Common errors like sharing global states without cleanup, or writing slow tests that touch databases directly degrade the maintainability and value of the suite. However, the most critical mistakes is when a team fail to manage isolation boundaries, leading to improper mocking, or diagnostic failures that degrade pipeline trust.
Over-Mocking
Over-mocking occurs when developers replace most or every single dependency even from a lightweight dependency with a mock or stub. This tightly couples tests to implementation details rather than public behavior, creating brittle “change-detector” tests that break during routine internal refactoring
How can we avoid this? Mix the setup of test case to use the in-memory and mock approaches. Use the in-memory for a simple and deterministic dependency while use the mock to close the gap while integrating with external parties such external API or file system operations
Flakiness
A flaky test is one that yields inconsistent, nondeterministic outcomes (both passing and failing) under identical code and execution environments, without any changes to the underlying codebase.
How can we avoid this? eliminate the regular wait statements such setTimeout, and make sure to enforce the strictness of test isolation so we aren’t having the shared mutable object that used by multiple running test in the same time.
False Negatives
A false negative occurs when a test incorrectly passes a “false pass” despite a real defect or regression existing in the production code. This is the most dangerous failure mode because it gives a false sense of security while allowing critical software bugs.
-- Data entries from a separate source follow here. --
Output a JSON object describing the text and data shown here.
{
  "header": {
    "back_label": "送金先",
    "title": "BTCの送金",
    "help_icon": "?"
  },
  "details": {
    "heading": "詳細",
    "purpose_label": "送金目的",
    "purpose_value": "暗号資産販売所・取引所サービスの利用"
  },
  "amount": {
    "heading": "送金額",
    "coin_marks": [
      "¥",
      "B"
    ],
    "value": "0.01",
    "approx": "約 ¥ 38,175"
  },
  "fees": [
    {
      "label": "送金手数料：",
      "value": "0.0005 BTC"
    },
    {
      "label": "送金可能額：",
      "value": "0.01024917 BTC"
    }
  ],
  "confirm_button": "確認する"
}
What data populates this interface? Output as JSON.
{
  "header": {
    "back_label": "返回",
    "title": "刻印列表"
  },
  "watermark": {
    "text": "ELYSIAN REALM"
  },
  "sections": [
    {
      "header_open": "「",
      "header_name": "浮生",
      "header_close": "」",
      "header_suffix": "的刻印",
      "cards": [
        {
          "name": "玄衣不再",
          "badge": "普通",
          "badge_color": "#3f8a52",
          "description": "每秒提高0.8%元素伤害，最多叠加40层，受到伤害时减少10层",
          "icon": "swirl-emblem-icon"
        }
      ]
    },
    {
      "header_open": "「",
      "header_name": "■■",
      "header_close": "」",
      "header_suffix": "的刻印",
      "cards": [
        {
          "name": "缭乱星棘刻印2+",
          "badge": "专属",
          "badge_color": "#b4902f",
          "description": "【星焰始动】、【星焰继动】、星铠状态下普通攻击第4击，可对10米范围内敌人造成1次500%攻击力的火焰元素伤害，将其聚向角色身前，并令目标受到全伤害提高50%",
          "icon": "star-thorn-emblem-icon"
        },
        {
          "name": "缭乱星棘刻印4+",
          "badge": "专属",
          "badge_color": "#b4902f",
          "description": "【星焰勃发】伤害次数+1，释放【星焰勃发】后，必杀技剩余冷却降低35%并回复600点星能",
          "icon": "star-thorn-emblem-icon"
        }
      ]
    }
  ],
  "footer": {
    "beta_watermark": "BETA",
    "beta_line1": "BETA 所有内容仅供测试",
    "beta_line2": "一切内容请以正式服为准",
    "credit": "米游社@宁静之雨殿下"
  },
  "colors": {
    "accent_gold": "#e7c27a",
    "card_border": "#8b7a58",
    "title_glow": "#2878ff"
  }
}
How can we avoid this? Write a prominent assertions on every methods, keep in mind to apply the 3 scenarios above (happy, negative, and edge case), also if using mock ensure to match the output behavior in real-world use case.
To Sum It Up
These days, the standard developer must acknowledge the importance of having unit tests, and raise their standards to always be hands-on with unit testing, regardless of the dependencies or the test runner used
- Structure Visually with AAA: Standardize tests using separated Arrange, Act, and Assert blocks to make your test suite readable, maintainable, and self-documenting.
- Design Multiple Scenarios: Ensure comprehensive coverage by checking the happy path, flipping implicit business assumptions for negative flows, and probing threshold boundaries to prevent off-by-one errors.
- Choose Real Over Mocks: Promote refactor-friendly sociable tests using real, in-memory helpers, and restrict solitary mock stubs to volatile system edges like databases and external network calls.